# Pipeline

A pipeline refers to the infrastructure encompassing a machine learning algorithm. It involves various stages such as data collection, organizing data into training files, training one or more models, and deploying these models into production. Below is the structured pipeline designed for image recognition in oil palm plantations. Refer to the 'oilpalm_package.py' file for details on all the functions involved.

In [None]:
import oilpalm_package as op

In [None]:
oilpalm_path = r"C:\Users\nene0\Downloads\widsdatathon2019\traininglabels.csv"
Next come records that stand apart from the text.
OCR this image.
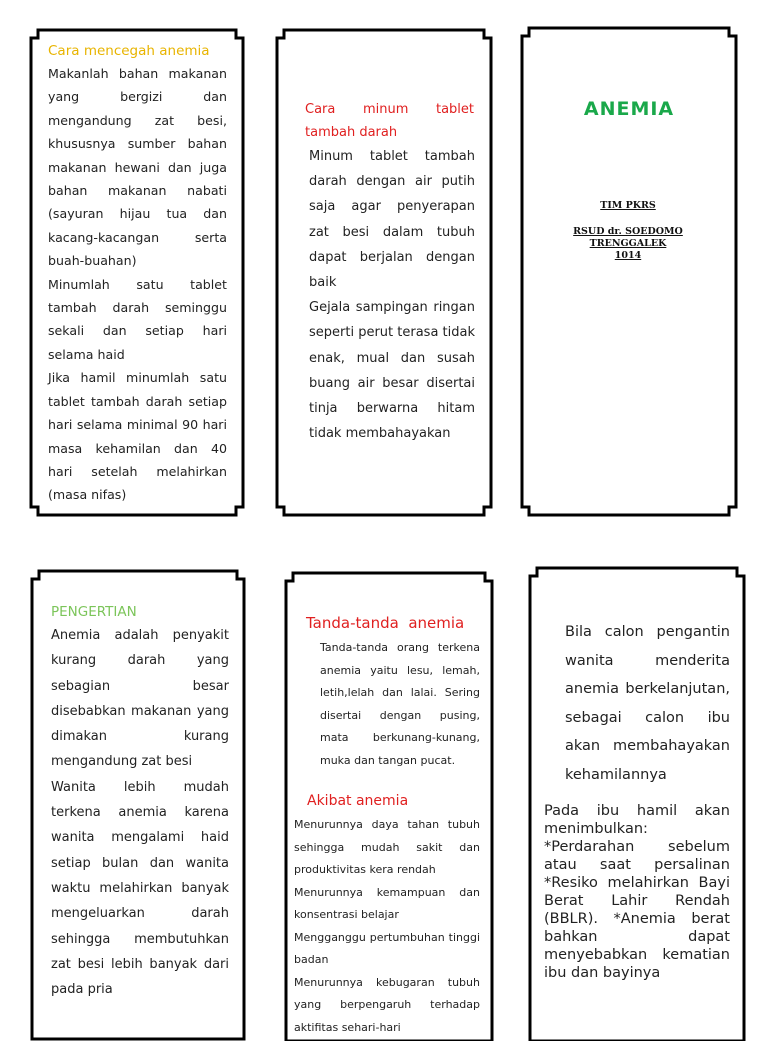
Cara mencegah anemia

Makanlah bahan makanan yang bergizi dan mengandung zat besi, khususnya sumber bahan makanan hewani dan juga bahan makanan nabati (sayuran hijau tua dan kacang-kacangan serta buah-buahan)

Minumlah satu tablet tambah darah seminggu sekali dan setiap hari selama haid

Jika hamil minumlah satu tablet tambah darah setiap hari selama minimal 90 hari masa kehamilan dan 40 hari setelah melahirkan (masa nifas)

Cara minum tablet tambah darah

Minum tablet tambah darah dengan air putih saja agar penyerapan zat besi dalam tubuh dapat berjalan dengan baik

Gejala sampingan ringan seperti perut terasa tidak enak, mual dan susah buang air besar disertai tinja berwarna hitam tidak membahayakan

ANEMIA

TIM PKRS

RSUD dr. SOEDOMO

TRENGGALEK

1014

PENGERTIAN

Anemia adalah penyakit kurang darah yang sebagian besar disebabkan makanan yang dimakan kurang mengandung zat besi

Wanita lebih mudah terkena anemia karena wanita mengalami haid setiap bulan dan wanita waktu melahirkan banyak mengeluarkan darah sehingga membutuhkan zat besi lebih banyak dari pada pria

Tanda-tanda  anemia

Tanda-tanda orang terkena anemia yaitu lesu, lemah, letih,lelah dan lalai. Sering disertai dengan pusing, mata berkunang-kunang, muka dan tangan pucat.

Akibat anemia

Menurunnya daya tahan tubuh sehingga mudah sakit dan produktivitas kera rendah

Menurunnya kemampuan dan konsentrasi belajar

Mengganggu pertumbuhan tinggi badan

Menurunnya kebugaran tubuh yang berpengaruh terhadap aktifitas sehari-hari

Bila calon pengantin wanita menderita anemia berkelanjutan, sebagai calon ibu akan membahayakan kehamilannya

Pada ibu hamil akan menimbulkan: *Perdarahan sebelum atau saat persalinan *Resiko melahirkan Bayi Berat Lahir Rendah (BBLR). *Anemia berat bahkan dapat menyebabkan kematian ibu dan bayinya
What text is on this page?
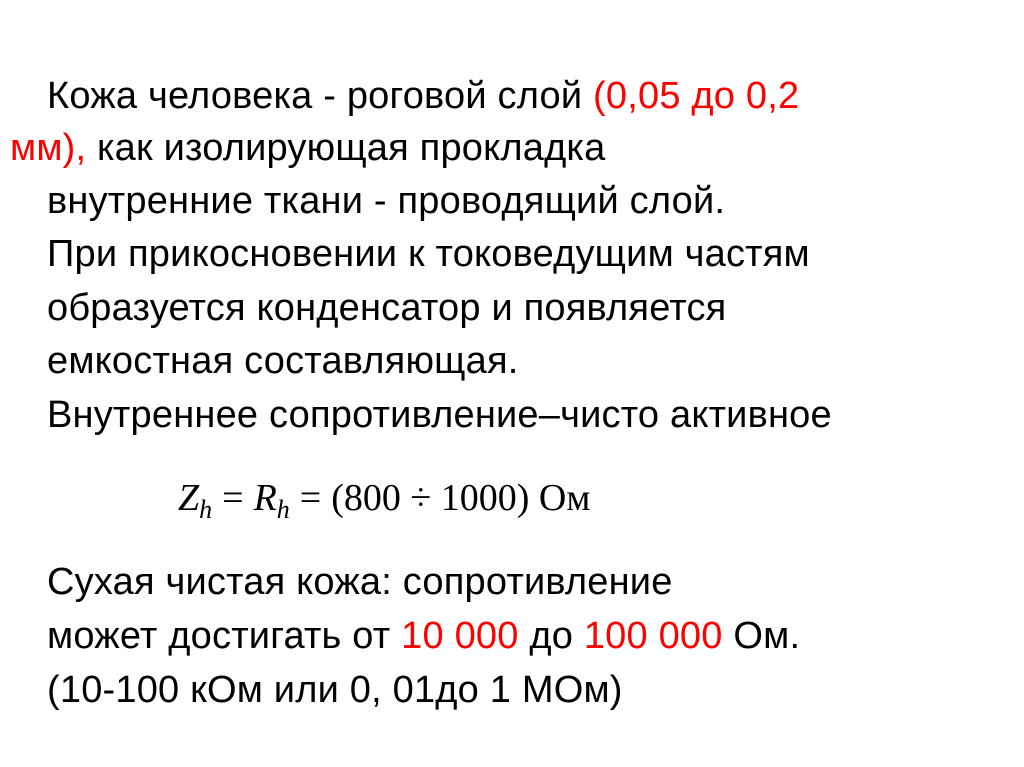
Кожа человека - роговой слой (0,05 до 0,2
мм), как изолирующая прокладка
внутренние ткани - проводящий слой.
При прикосновении к токоведущим частям
образуется конденсатор и появляется
емкостная составляющая.
Внутреннее сопротивление–чисто активное
$Z_h = R_h = (800 \div 1000)$ Ом
Сухая чистая кожа: сопротивление
может достигать от 10 000 до 100 000 Ом.
(10-100 кОм или 0, 01до 1 МОм)
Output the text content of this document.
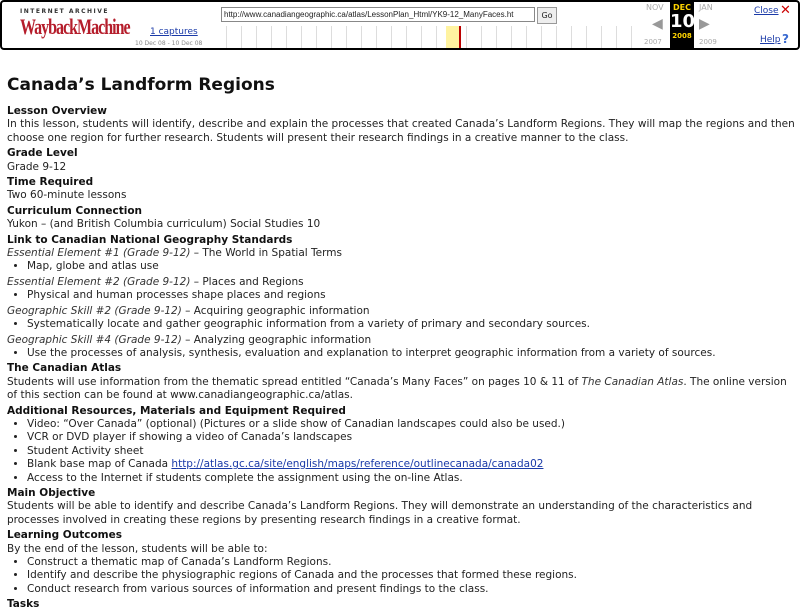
INTERNET ARCHIVE
WaybackMachine 1 captures
10 Dec 08 - 10 Dec 08
http://www.canadiangeographic.ca/atlas/LessonPlan_Html/YK9-12_ManyFaces.ht	Go
NOV
◀
2007
DEC
10
2008
JAN
▶
2009
Close ✕
Help ?
Canada’s Landform Regions
Lesson Overview

In this lesson, students will identify, describe and explain the processes that created Canada’s Landform Regions. They will map the regions and then choose one region for further research. Students will present their research findings in a creative manner to the class.

Grade Level

Grade 9-12

Time Required

Two 60-minute lessons

Curriculum Connection

Yukon – (and British Columbia curriculum) Social Studies 10

Link to Canadian National Geography Standards

Essential Element #1 (Grade 9-12) – The World in Spatial Terms

• Map, globe and atlas use

Essential Element #2 (Grade 9-12) – Places and Regions

• Physical and human processes shape places and regions

Geographic Skill #2 (Grade 9-12) – Acquiring geographic information

• Systematically locate and gather geographic information from a variety of primary and secondary sources.

Geographic Skill #4 (Grade 9-12) – Analyzing geographic information

• Use the processes of analysis, synthesis, evaluation and explanation to interpret geographic information from a variety of sources.
The Canadian Atlas

Students will use information from the thematic spread entitled “Canada’s Many Faces” on pages 10 & 11 of The Canadian Atlas. The online version of this section can be found at www.canadiangeographic.ca/atlas.

Additional Resources, Materials and Equipment Required
• Video: “Over Canada” (optional) (Pictures or a slide show of Canadian landscapes could also be used.)
• VCR or DVD player if showing a video of Canada’s landscapes
• Student Activity sheet
• Blank base map of Canada http://atlas.gc.ca/site/english/maps/reference/outlinecanada/canada02
• Access to the Internet if students complete the assignment using the on-line Atlas.
Main Objective

Students will be able to identify and describe Canada’s Landform Regions. They will demonstrate an understanding of the characteristics and processes involved in creating these regions by presenting research findings in a creative format.

Learning Outcomes

By the end of the lesson, students will be able to:

• Construct a thematic map of Canada’s Landform Regions.
• Identify and describe the physiographic regions of Canada and the processes that formed these regions.
• Conduct research from various sources of information and present findings to the class.
Tasks
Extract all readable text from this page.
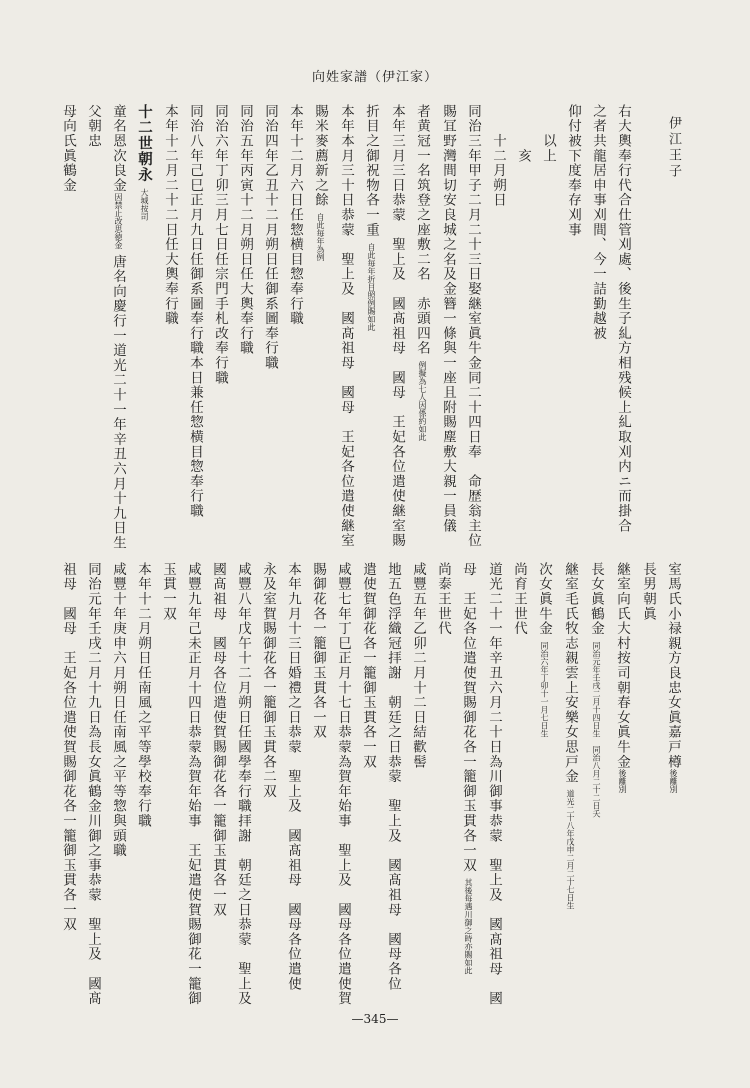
向姓家譜（伊江家）
伊江王子
右大輿奉行代合仕管刈處、後生子糺方相残候上糺取刈内ニ而掛合
之者共龍居申事刈間、今一詰勤越被
仰付被下度奉存刈事
　　以上
　　　亥
　　十二月朔日
同治三年甲子二月二十三日娶継室眞牛金同二十四日奉　命歴翁主位
賜冝野灣間切安良城之名及金簪一條與一座且附賜塵敷大親一員儀
者黄冠一名筑登之座敷二名　赤頭四名 例擬為七人因係約如此
本年三月三日恭蒙　聖上及　國髙祖母　國母　王妃各位遣使継室賜
折目之御祝物各一重 自此毎年折目照例賜如此
本年本月三十日恭蒙　聖上及　國髙祖母　國母　王妃各位遣使継室
賜米麥薦新之餘 自此毎年為例
本年十二月六日任惣横目惣奉行職
同治四年乙丑十二月朔日任御系圖奉行職
同治五年丙寅十二月朔日任大輿奉行職
同治六年丁卯三月七日任宗門手札改奉行職
同治八年己巳正月九日任御系圖奉行職本日兼任惣横目惣奉行職
本年十二月二十二日任大輿奉行職
十二世朝永 大城按司
童名恩次良金因禁止改思徳金 唐名向慶行一道光二十一年辛丑六月十九日生
父朝忠
母向氏眞鶴金
室馬氏小禄親方良忠女眞嘉戸樽後離別
長男朝眞
継室向氏大村按司朝春女眞牛金後離別
長女眞鶴金 同治元年壬戌二月十四日生　同治八月二十二日夭
継室毛氏牧志親雲上安樂女思戸金 道光二十八年戊申二月二十七日生
次女眞牛金 同治六年丁卯十一月七日生
尚育王世代
道光二十一年辛丑六月二十日為川御事恭蒙　聖上及　國髙祖母　國
母　王妃各位遣使賀賜御花各一籠御玉貫各一双 其後每遇川御之時亦賜如此
尚泰王世代
咸豐五年乙卯二月十二日結歡髻
地五色浮織冠拝謝　朝廷之日恭蒙　聖上及　國髙祖母　國母各位
遣使賀御花各一籠御玉貫各一双
咸豐七年丁巳正月十七日恭蒙為賀年始事　聖上及　國母各位遣使賀
賜御花各一籠御玉貫各一双
本年九月十三日婚禮之日恭蒙　聖上及　國髙祖母　國母各位遣使
永及室賀賜御花各一籠御玉貫各二双
咸豐八年戊午十二月朔日任國學奉行職拝謝　朝廷之日恭蒙　聖上及
國髙祖母　國母各位遣使賀賜御花各一籠御玉貫各一双
咸豐九年己未正月十四日恭蒙為賀年始事　王妃遣使賀賜御花一籠御
玉貫一双
本年十二月朔日任南風之平等學校奉行職
咸豐十年庚申六月朔日任南風之平等惣與頭職
同治元年壬戌二月十九日為長女眞鶴金川御之事恭蒙　聖上及　國髙
祖母　國母　王妃各位遣使賀賜御花各一籠御玉貫各一双
—345—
oilpalm = op.read_data(oilpalm_path)
oilpalm = op.sorted_images(oilpalm)
low_score, score_80, has_oilpalm, no_oilpam = op.dataframes_by_score(oilpalm)

In [None]:
op.save_train_test_labels(oilpalm)

In [None]:
new_oilpalm = r"C:\Users\nene0\OneDrive\바탕 화면\Python Learning\DataScienceMod2_LFZ\OilPalm_Kaggle\train_label.csv"
train_label = op.read_data(new_oilpalm)
low_score, score_80, has_oilpalm, no_oilpalm = op.dataframes_by_score(train_label)

In [None]:
op.num_values(low_score, score_80, has_oilpalm, no_oilpalm)

In [None]:
final_train_labels, final_target = op.final_dataframe_ds(has_oilpalm, score_80, no_oilpalm)
train = op.image_data_cleaning_ds(final_train_labels)

In [None]:
op.pickle_save_data(train, "train_data_ds")
op.pickle_save_data(final_target, "target_data_ds")

In [None]:
train_path = r"C:\Users\nene0\OneDrive\바탕 화면\Python Learning\DataScienceMod2_LFZ\OilPalm_Kaggle\train_data_ds.pickle"
target_path = r"C:\Users\nene0\OneDrive\바탕 화면\Python Learning\DataScienceMod2_LFZ\OilPalm_Kaggle\target_data_ds.pickle"
train = op.pickle_load_data(train_path)
target = op.pickle_load_data(target_path)

In [None]:
model = op.build_model()
history = op.train_model(train, target, model, num_batch_size=100, num_epochs=20)

In [None]:
test_path = r"C:\Users\nene0\OneDrive\바탕 화면\Python Learning\DataScienceMod2_LFZ\OilPalm_Kaggle\test_label.csv"

test = op.read_data(test_path)
test_true = test[['has_oilpalm']] # For real world test data there will be no true label, we are using test label for this project as test label was separated from original train.
test = op.image_data_cleaning_ds(test)

In [None]:
test_pred = op.prediction(test, model)

In [None]:
op.print_metric(test_true, test_pred)